Apathy finally set in, and just when I thought I didn’t care any more, I saw a poster with the message, “What seems to be an end is, in reality, a new beginning.”
Boy, I needed that.
Life doesn’t always meet our expectations. When it doesn’t, why do we always assume everything goes down the tubes?
I’ve decided that my reason is that I don’t like to struggle. I want things to flow along easily and smoothly with me as the recipient of all things bright and beautiful. I know, deep down, that’s not the best way to grow and mature.
A friend of mine raises butterflies. I had often heard about the struggle that comes before the beautiful winged creature emerges from the cocoon but had never witnessed it until one day when I visited her home.
It’s hard to watch. This poor, almost nondescript little thing keeps writhing and struggling, and although it makes no sound, one can imagine the gasps and groans it might emit during the ordeal. I’ve been told if you interrupt the process, even to gently pull the edges back to make the space wider, you will prevent the worm from becoming a butterfly. What will emerge, with your assistance, will be something more than a caterpillar, but not quite a butterfly. With no identity or purpose of its own, it will wither and die.
During the struggle, fluid is forced into the butterfly’s wings, pumping in strength and defining their shape. “If you touch a wing and make a small dent, the wing will harden in that shape, and it won’t function the way it should,” my friend explained.
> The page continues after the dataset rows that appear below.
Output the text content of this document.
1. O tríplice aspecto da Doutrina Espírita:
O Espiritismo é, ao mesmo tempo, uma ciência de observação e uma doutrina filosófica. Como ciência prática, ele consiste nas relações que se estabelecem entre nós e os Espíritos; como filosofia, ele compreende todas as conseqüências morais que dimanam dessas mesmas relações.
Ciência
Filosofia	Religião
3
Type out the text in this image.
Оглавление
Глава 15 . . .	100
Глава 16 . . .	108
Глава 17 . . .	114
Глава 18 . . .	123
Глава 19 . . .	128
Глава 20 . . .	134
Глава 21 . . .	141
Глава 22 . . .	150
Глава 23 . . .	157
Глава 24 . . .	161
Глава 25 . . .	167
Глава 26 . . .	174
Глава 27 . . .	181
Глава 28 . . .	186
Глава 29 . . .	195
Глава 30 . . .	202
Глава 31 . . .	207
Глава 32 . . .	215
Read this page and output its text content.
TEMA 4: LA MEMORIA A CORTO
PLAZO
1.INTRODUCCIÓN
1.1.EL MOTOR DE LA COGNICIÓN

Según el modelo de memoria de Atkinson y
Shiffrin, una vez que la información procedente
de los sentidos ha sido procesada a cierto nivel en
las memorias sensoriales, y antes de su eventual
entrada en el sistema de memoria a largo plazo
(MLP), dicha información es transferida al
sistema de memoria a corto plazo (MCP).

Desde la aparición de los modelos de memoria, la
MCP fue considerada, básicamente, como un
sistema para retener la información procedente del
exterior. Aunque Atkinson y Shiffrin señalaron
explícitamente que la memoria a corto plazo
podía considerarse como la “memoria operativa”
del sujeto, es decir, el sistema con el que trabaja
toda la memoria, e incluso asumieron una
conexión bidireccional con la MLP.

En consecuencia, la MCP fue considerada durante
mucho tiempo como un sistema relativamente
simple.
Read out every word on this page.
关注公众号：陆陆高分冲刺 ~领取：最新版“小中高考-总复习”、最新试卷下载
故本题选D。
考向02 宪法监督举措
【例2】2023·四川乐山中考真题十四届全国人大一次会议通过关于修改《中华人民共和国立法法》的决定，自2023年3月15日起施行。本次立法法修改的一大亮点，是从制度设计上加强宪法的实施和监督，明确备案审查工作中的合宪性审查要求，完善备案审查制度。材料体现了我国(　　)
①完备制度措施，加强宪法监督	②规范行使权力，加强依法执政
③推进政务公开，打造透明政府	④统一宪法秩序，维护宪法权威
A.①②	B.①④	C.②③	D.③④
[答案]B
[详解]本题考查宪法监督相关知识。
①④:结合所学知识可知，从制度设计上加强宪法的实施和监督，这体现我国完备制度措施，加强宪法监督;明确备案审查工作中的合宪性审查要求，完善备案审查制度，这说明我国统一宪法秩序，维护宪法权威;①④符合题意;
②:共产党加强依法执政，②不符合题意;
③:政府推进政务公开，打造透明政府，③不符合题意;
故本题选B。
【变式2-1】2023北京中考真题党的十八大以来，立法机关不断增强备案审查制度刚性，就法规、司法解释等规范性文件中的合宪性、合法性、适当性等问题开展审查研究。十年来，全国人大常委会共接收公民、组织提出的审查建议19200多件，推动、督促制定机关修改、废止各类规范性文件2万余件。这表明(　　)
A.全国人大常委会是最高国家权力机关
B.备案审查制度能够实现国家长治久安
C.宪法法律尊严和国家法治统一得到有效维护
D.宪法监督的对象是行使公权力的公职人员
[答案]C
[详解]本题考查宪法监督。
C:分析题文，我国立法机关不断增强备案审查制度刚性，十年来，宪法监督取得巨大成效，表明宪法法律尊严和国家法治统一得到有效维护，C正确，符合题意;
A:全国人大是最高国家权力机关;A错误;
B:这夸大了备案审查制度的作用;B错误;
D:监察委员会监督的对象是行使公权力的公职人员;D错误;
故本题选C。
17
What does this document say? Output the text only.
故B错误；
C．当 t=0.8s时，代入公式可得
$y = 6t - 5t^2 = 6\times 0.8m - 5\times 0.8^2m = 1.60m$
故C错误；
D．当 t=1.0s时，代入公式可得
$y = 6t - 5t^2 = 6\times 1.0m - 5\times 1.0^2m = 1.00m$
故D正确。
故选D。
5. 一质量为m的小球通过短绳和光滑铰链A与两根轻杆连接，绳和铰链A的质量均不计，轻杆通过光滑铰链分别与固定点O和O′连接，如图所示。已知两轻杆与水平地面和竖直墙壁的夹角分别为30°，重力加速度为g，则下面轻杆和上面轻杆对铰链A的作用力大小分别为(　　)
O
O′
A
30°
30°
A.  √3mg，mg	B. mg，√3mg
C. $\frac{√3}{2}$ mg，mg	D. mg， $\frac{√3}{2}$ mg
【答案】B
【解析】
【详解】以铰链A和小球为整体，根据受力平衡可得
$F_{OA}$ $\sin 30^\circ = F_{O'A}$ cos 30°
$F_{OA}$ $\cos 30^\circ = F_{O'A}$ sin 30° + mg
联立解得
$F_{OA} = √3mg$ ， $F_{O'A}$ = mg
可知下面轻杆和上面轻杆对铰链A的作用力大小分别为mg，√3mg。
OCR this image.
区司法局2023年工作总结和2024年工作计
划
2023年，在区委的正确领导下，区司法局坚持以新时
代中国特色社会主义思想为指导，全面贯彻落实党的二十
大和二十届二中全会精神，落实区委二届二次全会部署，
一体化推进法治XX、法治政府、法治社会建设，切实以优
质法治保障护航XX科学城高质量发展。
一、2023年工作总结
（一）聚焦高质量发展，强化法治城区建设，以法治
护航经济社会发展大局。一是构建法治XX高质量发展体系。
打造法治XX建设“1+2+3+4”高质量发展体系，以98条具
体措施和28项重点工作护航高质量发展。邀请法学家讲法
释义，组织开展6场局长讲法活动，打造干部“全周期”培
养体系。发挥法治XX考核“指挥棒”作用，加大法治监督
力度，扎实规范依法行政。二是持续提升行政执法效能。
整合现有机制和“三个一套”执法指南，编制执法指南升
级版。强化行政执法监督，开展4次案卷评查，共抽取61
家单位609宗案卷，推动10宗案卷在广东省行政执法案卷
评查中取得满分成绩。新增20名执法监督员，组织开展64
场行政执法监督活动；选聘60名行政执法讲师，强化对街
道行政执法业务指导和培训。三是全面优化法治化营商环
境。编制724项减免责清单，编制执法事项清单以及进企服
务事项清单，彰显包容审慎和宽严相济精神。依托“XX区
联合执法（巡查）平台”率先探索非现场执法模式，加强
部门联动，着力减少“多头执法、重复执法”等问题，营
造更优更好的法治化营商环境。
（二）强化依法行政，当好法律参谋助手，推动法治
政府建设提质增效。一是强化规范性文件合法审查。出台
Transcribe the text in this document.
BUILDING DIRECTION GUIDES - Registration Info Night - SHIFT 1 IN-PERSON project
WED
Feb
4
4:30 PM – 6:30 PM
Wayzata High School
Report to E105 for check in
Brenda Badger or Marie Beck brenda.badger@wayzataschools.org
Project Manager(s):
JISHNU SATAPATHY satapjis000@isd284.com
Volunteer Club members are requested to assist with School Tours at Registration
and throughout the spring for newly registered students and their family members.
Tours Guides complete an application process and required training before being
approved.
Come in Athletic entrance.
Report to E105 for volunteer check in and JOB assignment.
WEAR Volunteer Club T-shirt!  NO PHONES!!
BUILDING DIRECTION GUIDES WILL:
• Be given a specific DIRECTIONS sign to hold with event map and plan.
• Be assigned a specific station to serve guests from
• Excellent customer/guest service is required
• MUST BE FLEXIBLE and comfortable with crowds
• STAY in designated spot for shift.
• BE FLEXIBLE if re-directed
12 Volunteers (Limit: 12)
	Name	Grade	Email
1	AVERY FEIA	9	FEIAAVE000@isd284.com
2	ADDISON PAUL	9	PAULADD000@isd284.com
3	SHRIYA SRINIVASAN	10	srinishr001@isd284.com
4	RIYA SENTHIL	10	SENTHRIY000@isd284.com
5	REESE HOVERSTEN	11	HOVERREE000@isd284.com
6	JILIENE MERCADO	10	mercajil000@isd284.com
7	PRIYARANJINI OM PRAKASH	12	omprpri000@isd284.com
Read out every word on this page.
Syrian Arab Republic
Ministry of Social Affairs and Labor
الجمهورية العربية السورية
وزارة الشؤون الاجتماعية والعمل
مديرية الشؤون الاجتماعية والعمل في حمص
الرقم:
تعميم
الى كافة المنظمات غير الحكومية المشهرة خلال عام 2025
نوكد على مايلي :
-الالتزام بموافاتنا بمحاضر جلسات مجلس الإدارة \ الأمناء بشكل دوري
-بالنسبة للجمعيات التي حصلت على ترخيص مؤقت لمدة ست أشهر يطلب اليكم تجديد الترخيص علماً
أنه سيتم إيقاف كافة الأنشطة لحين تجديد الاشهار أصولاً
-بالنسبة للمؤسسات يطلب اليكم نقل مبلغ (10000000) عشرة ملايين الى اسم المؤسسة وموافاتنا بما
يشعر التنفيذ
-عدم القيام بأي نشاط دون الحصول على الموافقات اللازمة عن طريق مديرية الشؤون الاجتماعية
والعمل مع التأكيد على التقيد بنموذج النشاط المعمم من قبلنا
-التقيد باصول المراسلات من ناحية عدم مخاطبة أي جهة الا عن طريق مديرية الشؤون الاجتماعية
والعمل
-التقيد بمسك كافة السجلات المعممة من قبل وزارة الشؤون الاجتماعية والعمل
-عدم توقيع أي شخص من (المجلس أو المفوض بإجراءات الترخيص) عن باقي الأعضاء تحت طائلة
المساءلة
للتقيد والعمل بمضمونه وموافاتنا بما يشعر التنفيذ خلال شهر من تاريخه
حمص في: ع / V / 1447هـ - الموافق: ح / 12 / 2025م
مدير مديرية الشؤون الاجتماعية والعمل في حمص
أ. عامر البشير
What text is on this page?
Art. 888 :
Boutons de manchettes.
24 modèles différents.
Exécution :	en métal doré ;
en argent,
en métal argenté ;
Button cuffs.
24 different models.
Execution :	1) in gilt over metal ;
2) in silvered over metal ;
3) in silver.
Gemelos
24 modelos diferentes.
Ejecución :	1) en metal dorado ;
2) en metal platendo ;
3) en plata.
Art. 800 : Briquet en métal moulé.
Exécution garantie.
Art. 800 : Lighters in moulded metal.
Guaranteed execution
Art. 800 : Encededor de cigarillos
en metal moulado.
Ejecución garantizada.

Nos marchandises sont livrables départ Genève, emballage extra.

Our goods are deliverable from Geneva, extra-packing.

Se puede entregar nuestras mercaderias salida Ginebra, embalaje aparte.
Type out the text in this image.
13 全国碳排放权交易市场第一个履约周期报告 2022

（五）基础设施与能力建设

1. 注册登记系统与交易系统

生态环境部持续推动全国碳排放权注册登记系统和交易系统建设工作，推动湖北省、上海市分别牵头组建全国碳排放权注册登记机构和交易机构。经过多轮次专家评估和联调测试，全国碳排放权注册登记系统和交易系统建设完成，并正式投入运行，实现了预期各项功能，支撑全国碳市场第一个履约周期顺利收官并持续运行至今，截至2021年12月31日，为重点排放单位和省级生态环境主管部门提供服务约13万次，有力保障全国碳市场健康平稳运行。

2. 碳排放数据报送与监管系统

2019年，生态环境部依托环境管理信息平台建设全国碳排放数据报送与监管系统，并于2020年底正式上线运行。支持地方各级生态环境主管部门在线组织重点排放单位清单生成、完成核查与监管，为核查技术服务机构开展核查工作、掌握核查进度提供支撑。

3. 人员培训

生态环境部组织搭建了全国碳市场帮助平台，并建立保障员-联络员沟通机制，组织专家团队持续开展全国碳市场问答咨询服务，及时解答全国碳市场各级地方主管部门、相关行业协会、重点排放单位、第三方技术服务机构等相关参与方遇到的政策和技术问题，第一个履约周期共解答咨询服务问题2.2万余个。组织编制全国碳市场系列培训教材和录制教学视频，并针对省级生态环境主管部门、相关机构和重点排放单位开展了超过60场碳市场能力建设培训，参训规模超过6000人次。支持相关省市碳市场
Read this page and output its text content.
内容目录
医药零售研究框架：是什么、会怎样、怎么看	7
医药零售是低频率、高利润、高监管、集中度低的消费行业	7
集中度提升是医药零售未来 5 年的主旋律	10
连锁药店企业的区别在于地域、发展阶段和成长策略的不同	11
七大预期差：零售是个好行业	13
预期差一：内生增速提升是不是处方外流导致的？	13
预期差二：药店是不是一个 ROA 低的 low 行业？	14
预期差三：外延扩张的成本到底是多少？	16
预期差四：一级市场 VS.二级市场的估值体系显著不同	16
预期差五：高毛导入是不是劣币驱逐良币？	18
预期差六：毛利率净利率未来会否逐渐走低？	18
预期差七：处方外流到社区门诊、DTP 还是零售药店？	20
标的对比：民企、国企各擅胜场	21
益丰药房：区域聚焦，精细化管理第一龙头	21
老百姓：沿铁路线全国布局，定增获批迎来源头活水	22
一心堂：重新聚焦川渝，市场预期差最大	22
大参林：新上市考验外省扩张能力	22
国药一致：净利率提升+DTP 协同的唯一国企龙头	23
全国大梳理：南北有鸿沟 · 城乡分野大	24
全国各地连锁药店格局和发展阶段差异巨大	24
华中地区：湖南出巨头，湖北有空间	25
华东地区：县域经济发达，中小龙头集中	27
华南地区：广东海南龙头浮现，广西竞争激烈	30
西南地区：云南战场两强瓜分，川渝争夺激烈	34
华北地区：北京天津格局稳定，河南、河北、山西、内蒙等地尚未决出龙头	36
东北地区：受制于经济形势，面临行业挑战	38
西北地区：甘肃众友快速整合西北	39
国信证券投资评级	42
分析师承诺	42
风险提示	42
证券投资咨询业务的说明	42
Once out of the cocoon, the new creature instinctively crawls laboriously to a place where it can literally “hang out” for a while. During that time, it gains strength, and when it’s ready, the wings begin to move ever so slightly. With a little practice, the butterfly senses its new identity and begins to fly. It’s now ready to take on wind, rain and the job of finding its own food. What became the end of the caterpillar was, in reality, the beginning for the butterfly.
I’m starting to believe it’s the same with every situation we face. I think there’s a lesson enveloped in the cocoon of every problem, crisis or ordeal we face. The struggle brings the strength to take the next step. If we try to force something to happen or to interrupt the struggle and avoid the pain, the process of new birth will not unfold as it should.
I think the trick is to focus on the knowledge that no matter what’s happening to us, something new is in the process of emerging. We may not know what that is, but we will rejoice when that new identity comes. It takes faith, and for me, that’s the little ray of light that flickers — ever so faintly at times, but it’s there. If we keep moving toward it, faith will lead us to the new level of growth and development.